Since I started buying and selling antiques, I've had numerous mishaps and made plenty of mistakes. I thought I'd help save you some trouble (and money) by sharing a few with you. Whether you are interested in vintage ware for a collection, for decorating your home, or for re-selling, I think you can take away a little something from this post.
Periodically, my basement gets a little water in it, especially when we get a lot of rain. How many times must learn the same lesson: Don't pick up a box of glass ware if the box has a wet bottom? Or better yet, why not store basement items off the floor?
Photo Credit: Bruening Glassworks
Never hoist a vintage ceramic pitcher by the handle, especially if it is filled with water. Actually, I've never broken anything (yet) by doing this, but I made an antique dealer cringe once when I grabbed a pitcher from her booth, and I've been careful ever since. Old ceramics and stoneware can be fragile due to age and hairline cracks and you don't want the handle to snap off in your hand.

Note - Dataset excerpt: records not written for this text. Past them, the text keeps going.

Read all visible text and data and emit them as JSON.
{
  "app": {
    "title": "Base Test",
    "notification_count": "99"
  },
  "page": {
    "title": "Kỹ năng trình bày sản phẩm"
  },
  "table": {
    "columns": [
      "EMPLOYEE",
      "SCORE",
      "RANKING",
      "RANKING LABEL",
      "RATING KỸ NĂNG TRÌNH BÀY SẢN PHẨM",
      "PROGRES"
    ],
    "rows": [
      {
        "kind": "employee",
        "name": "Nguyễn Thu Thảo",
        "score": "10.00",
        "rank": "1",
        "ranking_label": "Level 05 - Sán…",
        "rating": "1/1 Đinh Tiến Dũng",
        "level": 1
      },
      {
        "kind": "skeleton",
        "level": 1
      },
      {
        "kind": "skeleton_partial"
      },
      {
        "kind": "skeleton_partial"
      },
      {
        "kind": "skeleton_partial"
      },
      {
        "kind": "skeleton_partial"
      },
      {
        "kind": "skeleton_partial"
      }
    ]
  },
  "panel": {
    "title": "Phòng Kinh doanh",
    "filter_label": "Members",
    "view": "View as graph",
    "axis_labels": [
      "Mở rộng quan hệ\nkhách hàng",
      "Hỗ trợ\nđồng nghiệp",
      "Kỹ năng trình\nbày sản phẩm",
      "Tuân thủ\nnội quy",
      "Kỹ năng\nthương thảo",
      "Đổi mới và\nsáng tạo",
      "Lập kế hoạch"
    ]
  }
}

On a similar note, don't pick up an old trunk by the leather straps. Old leather will often crumble in your hands. Get a helper and pick it up like it's a heavy box. You can see the trunk below has handles that are ready to disintegrate:
When I'm at an auction and see a charming old toy, like this Katy Cackler, I sometimes forget to inspect it thoroughly and will bid on it because of the "awwww" factor. After Katy was in my lap, I realized she was missing her rear wheels. This isn't the end of the world, because replacement wheels can easily be found on eBay. But it will add an additional expense to my purchase.
A couple years ago I thought it would be cute to send out vintage Christmas cards that I had found at estate sales. Much to my dismay, after Christmas most of them were returned to me by the US Postal Service because they were under the regulation size for mailing.
I left this painting in my garage all winter, leaning against a wall, touching the damp floor. Look what happened to the delicate gesso frame. The moisture loosened it, causing it to fall off in chunks. Now I have to try to glue it back together like a really challening, tedious puzzle.
Cast iron furniture, like the little stool below, is made for outdoor use but that doesn't mean it's unbreakable. Case in point: I had a cast iron garden bench that froze in a puddle of water one winter. In order to move it, I tried kicking at the frozen leg to dislodge it. It snapped off like an icicle. Cast iron will break like this when dropped or otherwise abused. I was able to have the leg welded back on by a local welding company, Bannash Welding in Lansing. They did a great job, (but it wasn't free).